I, myself, felt like a giant fraud. Like the nurses were going to look at me and say, "you? You can't be pregnant. You don't get pregnant! Why are you here?"
Everyone acted like my being there was so normal, and as if everything was just going to go along perfectly fine, and it completely freaked me out. The nurse chatted away about what would happen at the various appointments, and told me I needed to pre-register for delivery at the hospital before my next appointment in a month. The doctor talked about various stages of development and gave me some suggestions for the near-constant nausea, and the whole time, all I could do was think, "but what if something happens? What if something goes wrong? Why is everyone so freaking optimistic around here? What is wrong with them? Don't they know how damn-near impossible it is that I AM EVEN HERE?"
What's wrong, of course, is me. It is a miracle that I'm pregnant - a miracle brought to us by the grace of God and by the smarts and skills of a whole lot of medical people - but, the truth is, there's nothing to suggest that anything will go wrong at this point.

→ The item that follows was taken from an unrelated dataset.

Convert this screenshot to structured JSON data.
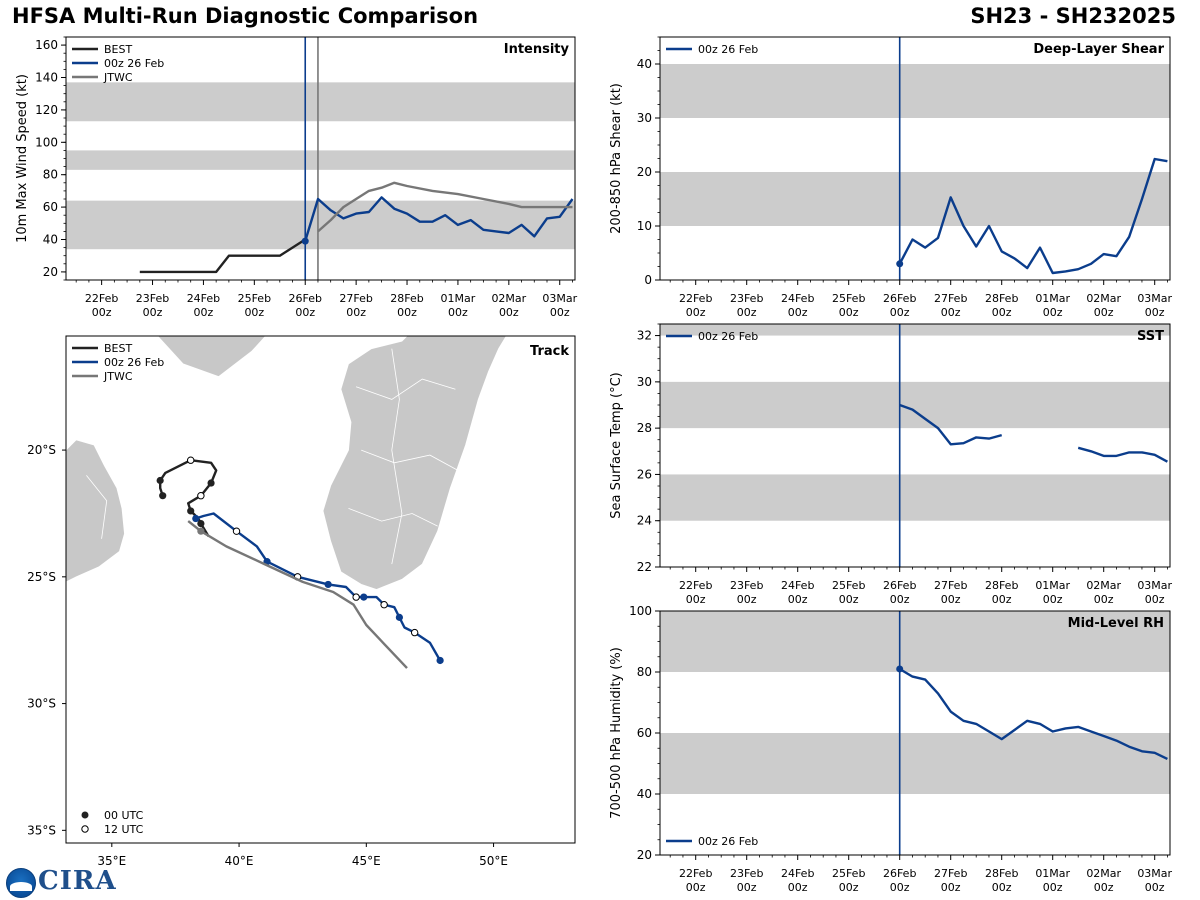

The baby was measuring a few days ahead, actually, and the heartbeat was flickering away, and everything looked just fine. I, of course, asked the doctor about the chances of miscarriage, and she said "less than 5%," which you'd think would help - and it does - but I still find myself incapable of relaxing into this pregnancy.
The doctor said that was normal. I'm sure it is, although it's not a whole lot of fun. We're talking about how to tell my church - a step so public it nearly makes me want to throw up, as if I wasn't heading that direction already - and I keep trying to convince my husband to put it off, wait just a little longer. In a few more weeks I'll be out of the first trimester, and I still am afraid to say anything, just in case.

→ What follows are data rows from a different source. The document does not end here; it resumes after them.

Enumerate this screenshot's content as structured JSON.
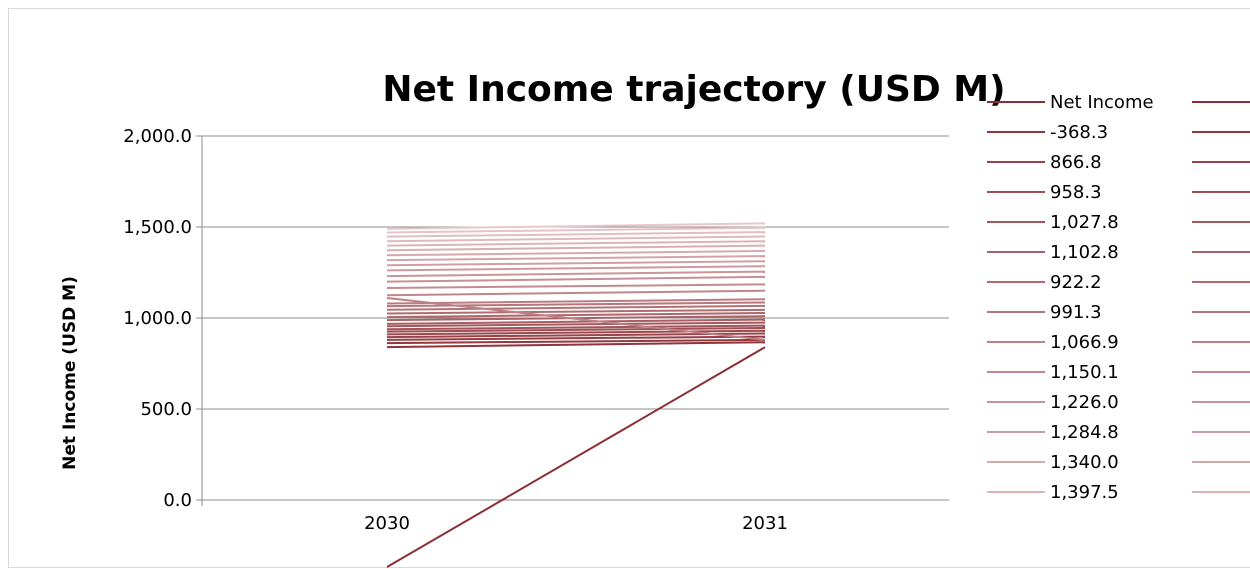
{
  "chart_data": {
    "type": "line",
    "title": "Net Income trajectory (USD M)",
    "xlabel": "",
    "ylabel": "Net Income (USD M)",
    "categories": [
      "2030",
      "2031"
    ],
    "ylim": [
      0,
      2000
    ],
    "yticks": [
      "0.0",
      "500.0",
      "1,000.0",
      "1,500.0",
      "2,000.0"
    ],
    "grid": true,
    "legend_position": "right",
    "legend_header": "Net Income",
    "legend_items": [
      "-368.3",
      "866.8",
      "958.3",
      "1,027.8",
      "1,102.8",
      "922.2",
      "991.3",
      "1,066.9",
      "1,150.1",
      "1,226.0",
      "1,284.8",
      "1,340.0",
      "1,397.5"
    ],
    "color_dark": "#8b2f35",
    "color_light": "#e8c8cb",
    "series": [
      {
        "values": [
          -368.3,
          840
        ]
      },
      {
        "values": [
          840,
          866.8
        ]
      },
      {
        "values": [
          862,
          880
        ]
      },
      {
        "values": [
          880,
          898
        ]
      },
      {
        "values": [
          895,
          915
        ]
      },
      {
        "values": [
          910,
          930
        ]
      },
      {
        "values": [
          925,
          945
        ]
      },
      {
        "values": [
          938,
          958.3
        ]
      },
      {
        "values": [
          955,
          975
        ]
      },
      {
        "values": [
          968,
          991.3
        ]
      },
      {
        "values": [
          988,
          1010
        ]
      },
      {
        "values": [
          1005,
          1027.8
        ]
      },
      {
        "values": [
          1025,
          1045
        ]
      },
      {
        "values": [
          1045,
          1066.9
        ]
      },
      {
        "values": [
          1065,
          1085
        ]
      },
      {
        "values": [
          1080,
          1102.8
        ]
      },
      {
        "values": [
          1110,
          880
        ]
      },
      {
        "values": [
          1125,
          1150.1
        ]
      },
      {
        "values": [
          1165,
          1185
        ]
      },
      {
        "values": [
          1200,
          1226.0
        ]
      },
      {
        "values": [
          1230,
          1255
        ]
      },
      {
        "values": [
          1262,
          1284.8
        ]
      },
      {
        "values": [
          1290,
          1312
        ]
      },
      {
        "values": [
          1318,
          1340.0
        ]
      },
      {
        "values": [
          1345,
          1368
        ]
      },
      {
        "values": [
          1372,
          1397.5
        ]
      },
      {
        "values": [
          1398,
          1422
        ]
      },
      {
        "values": [
          1422,
          1448
        ]
      },
      {
        "values": [
          1447,
          1472
        ]
      },
      {
        "values": [
          1470,
          1496
        ]
      },
      {
        "values": [
          1490,
          1520
        ]
      }
    ]
  }
}
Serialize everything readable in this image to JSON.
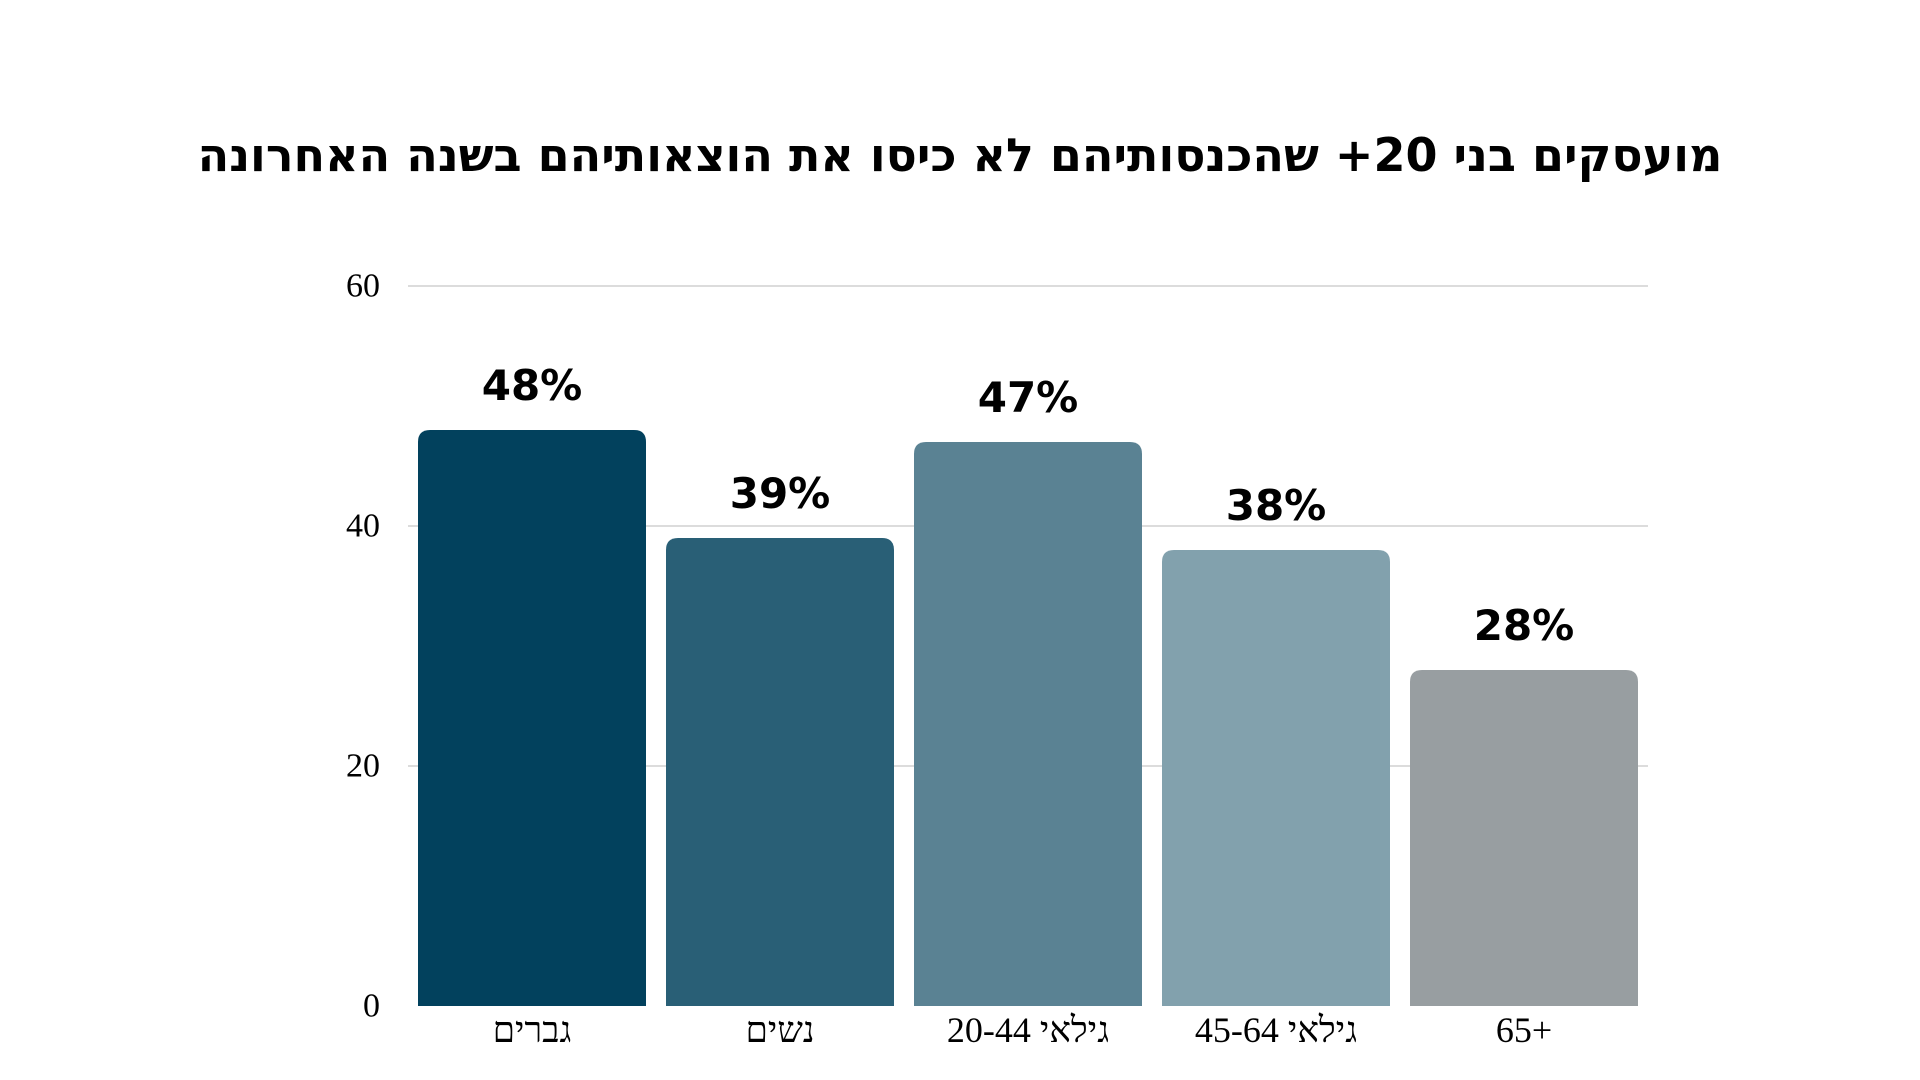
{
  "chart_data": {
    "type": "bar",
    "title": "מועסקים בני 20+ שהכנסותיהם לא כיסו את הוצאותיהם בשנה האחרונה",
    "categories": [
      "גברים",
      "נשים",
      "גילאי 20-44",
      "גילאי 45-64",
      "65+"
    ],
    "values": [
      48,
      39,
      47,
      38,
      28
    ],
    "data_labels": [
      "48%",
      "39%",
      "47%",
      "38%",
      "28%"
    ],
    "colors": [
      "#02415d",
      "#295f76",
      "#5a8293",
      "#82a1ad",
      "#989ea1"
    ],
    "yticks": [
      0,
      20,
      40,
      60
    ],
    "ylim": [
      0,
      60
    ],
    "grid": true,
    "xlabel": "",
    "ylabel": ""
  }
}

Somehow, somewhere, there is a part of me which believes that my worrying about things makes them happen (or not happen, if that's the better alternative). This is the part of me that hates flying, that worries the whole flight about the wings falling off and the engines quitting and the pilot dying of a heart attack, and acts as if my worrying about those things is the barrier which prevents them from happening. As if my worrying keeps the plane in the air.
And this part of me, this dark-and-twisty part of me, remains convinced that somebody has to remember the risk factors here, somebody has to keep saying, "just in case," and who better than me? Aren't moms supposed to worry? Isn't that their job? (Did you just learn something about my mom? And her mom? Hell, yeah.)
Today, I am taking cupcakes to my RE's office. I want to say, "thank you." I want to stop saying, "just in case." Cupcakes help with most things. Maybe they'll help with this too.